Nous chercherons donc à comprendre dans
quelle mesure l’émergence de la théorie queer,
sous l’impulsion de l’ouvrage pionnier de Judith Butler, Gender Trouble (1990),
a influencé les féminismes contemporains.
Axe
2 : Les féminismes en action : modalités et stratégies de
militantisme
- Le deuxième axe du colloque envisagera
le renouveau des pratiques militantes et des répertoires d’engagement qui font
l’originalité des féminismes de la troisième vague. A partir des théories
développées par la sociologie de l’engagement et les sciences politiques, nous
nous demanderons en quoi consiste ce renouveau de l’engagement ? Quel est
le profil des militantes qui s’engagent dans le féminisme à l’heure
actuelle ? Comment se pose la question nouvelle de l’engagement des hommes
aux côtés des militantes féministes ? Dans quelle mesure cet engagement masculin questionne-t-il le
principe de la non-mixité cher au féminisme de la deuxième vague et
apporte-t-il un éclairage nouveau sur la construction des masculinités ?

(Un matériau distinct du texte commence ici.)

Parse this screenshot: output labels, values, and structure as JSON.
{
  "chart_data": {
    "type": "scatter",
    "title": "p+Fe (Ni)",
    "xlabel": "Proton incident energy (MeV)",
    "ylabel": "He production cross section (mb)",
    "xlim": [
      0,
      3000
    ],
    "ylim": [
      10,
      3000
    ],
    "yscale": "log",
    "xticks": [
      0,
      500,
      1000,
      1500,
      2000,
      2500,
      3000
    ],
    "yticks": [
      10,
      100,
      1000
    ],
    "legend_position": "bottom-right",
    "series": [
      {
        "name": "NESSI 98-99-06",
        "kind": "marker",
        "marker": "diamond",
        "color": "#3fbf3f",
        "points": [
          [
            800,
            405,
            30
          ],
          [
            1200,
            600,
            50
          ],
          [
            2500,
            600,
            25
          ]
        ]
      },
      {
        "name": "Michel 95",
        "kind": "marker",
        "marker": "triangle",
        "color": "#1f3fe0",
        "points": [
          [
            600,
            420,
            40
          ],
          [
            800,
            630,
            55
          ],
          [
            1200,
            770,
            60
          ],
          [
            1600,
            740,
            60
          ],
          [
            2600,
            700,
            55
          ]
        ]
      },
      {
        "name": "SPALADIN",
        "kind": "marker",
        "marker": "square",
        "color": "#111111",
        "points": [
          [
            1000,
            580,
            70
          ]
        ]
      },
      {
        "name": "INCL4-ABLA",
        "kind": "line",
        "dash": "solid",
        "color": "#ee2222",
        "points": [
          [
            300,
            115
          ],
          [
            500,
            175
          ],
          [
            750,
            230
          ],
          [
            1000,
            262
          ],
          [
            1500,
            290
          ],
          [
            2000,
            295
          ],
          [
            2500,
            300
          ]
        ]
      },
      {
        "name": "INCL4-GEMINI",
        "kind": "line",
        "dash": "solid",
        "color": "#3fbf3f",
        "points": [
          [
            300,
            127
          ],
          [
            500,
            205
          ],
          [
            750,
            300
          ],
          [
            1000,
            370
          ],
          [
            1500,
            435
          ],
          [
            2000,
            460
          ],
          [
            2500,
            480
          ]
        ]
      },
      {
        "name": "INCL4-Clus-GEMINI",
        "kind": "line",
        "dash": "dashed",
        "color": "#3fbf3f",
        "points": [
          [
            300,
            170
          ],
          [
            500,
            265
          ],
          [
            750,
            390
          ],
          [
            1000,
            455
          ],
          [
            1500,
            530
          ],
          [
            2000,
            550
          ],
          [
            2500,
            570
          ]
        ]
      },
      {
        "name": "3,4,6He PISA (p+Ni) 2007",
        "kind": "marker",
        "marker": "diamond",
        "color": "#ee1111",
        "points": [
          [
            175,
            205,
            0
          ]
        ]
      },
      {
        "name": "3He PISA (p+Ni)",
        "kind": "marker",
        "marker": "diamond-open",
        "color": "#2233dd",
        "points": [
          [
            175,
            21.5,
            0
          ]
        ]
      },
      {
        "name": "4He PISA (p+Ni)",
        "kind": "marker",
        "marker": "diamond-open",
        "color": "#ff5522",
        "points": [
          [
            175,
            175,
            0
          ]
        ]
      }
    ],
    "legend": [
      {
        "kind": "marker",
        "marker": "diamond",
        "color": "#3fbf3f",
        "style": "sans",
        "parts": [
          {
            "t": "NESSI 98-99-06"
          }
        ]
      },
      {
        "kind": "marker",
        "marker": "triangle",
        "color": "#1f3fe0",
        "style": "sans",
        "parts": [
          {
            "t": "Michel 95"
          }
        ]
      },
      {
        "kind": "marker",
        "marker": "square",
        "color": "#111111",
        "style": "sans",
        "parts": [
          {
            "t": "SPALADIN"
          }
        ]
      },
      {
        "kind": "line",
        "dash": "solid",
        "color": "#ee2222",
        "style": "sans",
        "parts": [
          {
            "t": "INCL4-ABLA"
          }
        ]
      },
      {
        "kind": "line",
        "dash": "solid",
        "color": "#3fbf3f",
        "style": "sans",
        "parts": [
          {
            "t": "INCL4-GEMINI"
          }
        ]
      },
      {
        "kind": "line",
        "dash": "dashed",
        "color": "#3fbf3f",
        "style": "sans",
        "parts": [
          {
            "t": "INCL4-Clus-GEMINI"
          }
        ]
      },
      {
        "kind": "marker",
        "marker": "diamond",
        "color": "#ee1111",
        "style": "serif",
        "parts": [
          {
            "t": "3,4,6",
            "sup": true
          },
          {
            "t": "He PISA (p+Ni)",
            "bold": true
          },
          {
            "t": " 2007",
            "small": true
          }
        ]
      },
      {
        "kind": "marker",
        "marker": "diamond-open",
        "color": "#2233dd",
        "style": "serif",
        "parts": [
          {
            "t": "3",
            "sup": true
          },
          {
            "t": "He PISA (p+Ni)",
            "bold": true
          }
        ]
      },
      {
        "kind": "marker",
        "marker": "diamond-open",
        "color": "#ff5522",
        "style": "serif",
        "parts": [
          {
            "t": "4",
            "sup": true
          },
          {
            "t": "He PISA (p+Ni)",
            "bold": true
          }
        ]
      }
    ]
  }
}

- Nous serons également sensibles, sous l’impulsion de la crise économique
et de la crise de la représentation politique, au renouveau de la
« culture de la contestation » qui se traduit par une internationalisation des stratégies de
l’activisme féministe radical, par la consolidation de réseaux de solidarité
féminins et de "jeunes" collectifs qui revendiquent, dans des
registres différents, un « féminisme de la rue », transgressif,
subversif, ludique ou décalé dans le but de marquer une césure forte avec le
féminisme institutionnel, onusien ou académique.
- S’il est toujours d’actualité de descendre dans
la rue et de manifester sous les formes les plus classiques, les collectifs qui
composent la troisième vague semblent soucieux d’inventer de nouvelle forme de
militantisme. Nous examinerons en ce sens les
répertoires d’action de ces « nouveaux féminismes ». En quoi ces
collectifs des années 2000 se démarquent-ils des collectifs plus anciens ?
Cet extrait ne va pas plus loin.